Reviewing Writing (Nielsen's Principles)
Analyze writing against Michael Nielsen's 8 principles of craft. Accept input as a file path argument, or review text from the current conversation.
Input Handling
- If the user provides a file path as an argument, read that file
- If no argument, look for writing shared in the current conversation
- If neither, ask the user to provide text or a file path
Analysis Process
Read the full text first. Then evaluate against each principle using the rubric in ./nielsen-principles.md.
For each principle:
- Rate it: Strong / Needs Work / Weak
- Quote specific passages that succeed or violate the principle
- For violations, provide a concrete rewrite suggestion
Output Format
## Nielsen Writing Review
### Overview
[1-2 sentence summary of the piece's strengths and where it falls short]
### 1. Single, Sharp Purpose — [Rating]
[Analysis with quoted passages and rewrites]
### 2. Occam's Razor — [Rating]
[Analysis with quoted passages and rewrites]
### 3. Danger Words — [Rating]
[Analysis with quoted passages and rewrites]
### 4. Striking Openings — [Rating]
[Analysis with quoted passages and rewrites]
### 5. War on the Conventional — [Rating]
[Analysis with quoted passages and rewrites]

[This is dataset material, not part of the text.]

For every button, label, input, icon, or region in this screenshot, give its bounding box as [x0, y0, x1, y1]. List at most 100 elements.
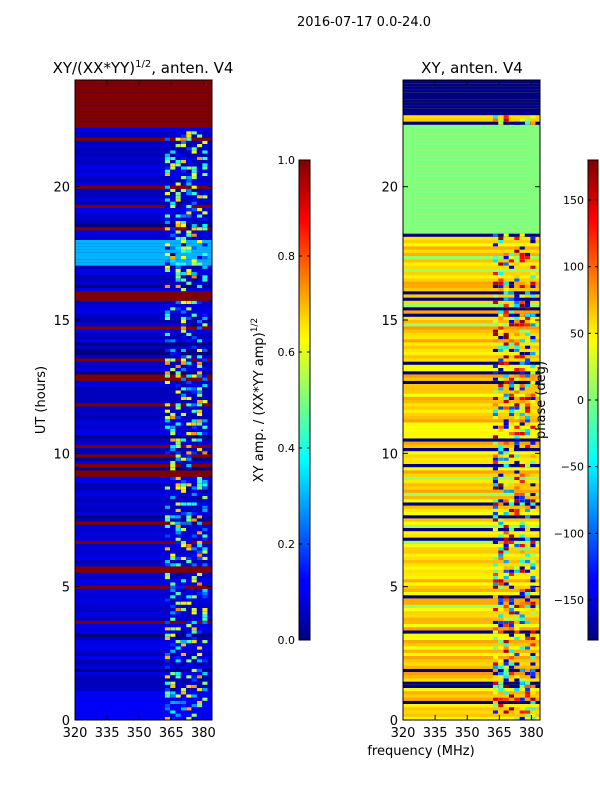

### 6. Structure for Engagement — [Rating]
[Analysis with quoted passages and rewrites]
### 7. Writing the Truth — [Rating]
[Analysis with quoted passages and rewrites]
### 8. Impactful Titles — [Rating]
[Analysis with quoted passages and rewrites]
### Top 3 Priorities
1. [Most impactful improvement with specific action]
2. [Second priority]
3. [Third priority]
### Scorecard
| Principle | Rating |
|-----------|--------|
| Purpose | Strong/Needs Work/Weak |
| Brevity | Strong/Needs Work/Weak |
| Danger Words | Strong/Needs Work/Weak |
| Openings | Strong/Needs Work/Weak |
| Originality | Strong/Needs Work/Weak |
| Engagement | Strong/Needs Work/Weak |
| Truth | Strong/Needs Work/Weak |
| Titles | Strong/Needs Work/Weak |
Review Guidelines
- Be direct and specific. Quote the text, don't paraphrase.
- Rewrites should demonstrate the principle, not just fix grammar.
- If a principle doesn't apply (e.g., no title exists), note "N/A" and skip.
- Prioritize the fixes that would most transform the piece.
- Don't pad praise. If something is weak, say so plainly.